Just as migrations must be justified before they're funded, designed and specified, adding cybersecurity must clear the same hurdles, although it probably won't be easy.
"It appears that industry is continuing to exclude cybersecurity because research statistics show that more than 1,700 upgrade projects were completed worldwide in 2017 and 2018, but only 12% of them included any cybersecurity scope," added Tindill. "Likewise, more than 1,400 upgrades were planned for 2019, but only 8% of global customer-quote requests specified any cybersecurity scope.
"If end users don't integrate cybersecurity with their migrations, they could miss out on designing their systems to better handle patches or conduct multiple security tests before operations begin," added Tindill. "Migration is the time to make these changes."

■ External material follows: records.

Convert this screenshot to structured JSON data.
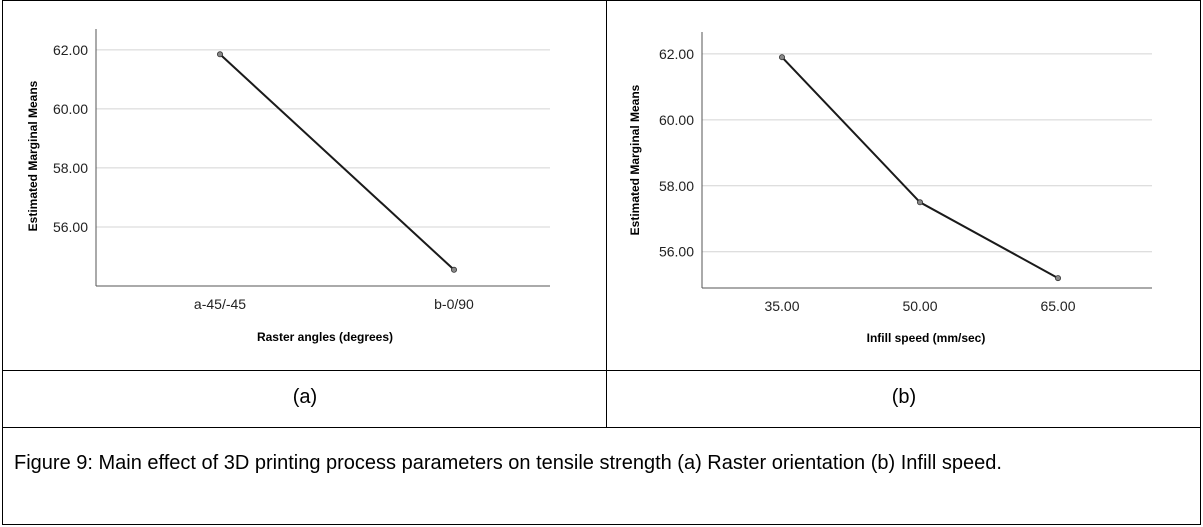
{
  "chart_data": [
    {
      "type": "line",
      "categories": [
        "a-45/-45",
        "b-0/90"
      ],
      "series": [
        {
          "values": [
            61.85,
            54.55
          ]
        }
      ],
      "xlabel": "Raster angles (degrees)",
      "ylabel": "Estimated Marginal Means",
      "yticks": [
        "56.00",
        "58.00",
        "60.00",
        "62.00"
      ],
      "ylim": [
        54.0,
        62.3
      ],
      "grid": "horizontal"
    },
    {
      "type": "line",
      "categories": [
        "35.00",
        "50.00",
        "65.00"
      ],
      "series": [
        {
          "values": [
            61.9,
            57.5,
            55.2
          ]
        }
      ],
      "xlabel": "Infill speed (mm/sec)",
      "ylabel": "Estimated Marginal Means",
      "yticks": [
        "56.00",
        "58.00",
        "60.00",
        "62.00"
      ],
      "ylim": [
        54.9,
        62.3
      ],
      "grid": "horizontal"
    }
  ],
  "labels": {
    "a": "(a)",
    "b": "(b)"
  },
  "caption": "Figure 9: Main effect of 3D printing process parameters on tensile strength (a) Raster orientation (b) Infill speed."
}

Given the challenges of learning about and understanding the rapidly evolving nature of cybersecurity, the panel reported on a range of options for integrating it into individual process applications.
"It definitely helps to begin with a risk assessment because it's not as scary as trying to start with penetration testing," said Mark Littlejohn, director of global managed security services at Honeywell Process Solutions.
Tindill added the main reason many users start a security assessment and begin to consider adopting cybersecurity is because they must. "It's typically in response to an incident in the organization or to a neighbor, or to resolve an external assessment or compliance issue," he added.
"The result of a cybersecurity assessment is a roadmap, which can be extremely helpful," said Spear. "Users also learn the biggest vulnerabilities can come from inside their own four walls. In addition, they learn that North America is still very immature when it comes to cybersecurity because we haven't addressed many of the basics. It's actually less important to worry about China and Iran, and more important to worry about Bob in the plant."
Fortunately, because even a typical DCS migration requires lots of preplanning, adding a cybersecurity assessment is a good idea, even if it's not initially easy, explained Owen Sillett, manager of Honeywell's Global Migration Center of Excellence. "When I talk with users about DCS and networking, many say they only focus on the DCS, while 'those guys over there' do the network and they just observe it," explained Sillett.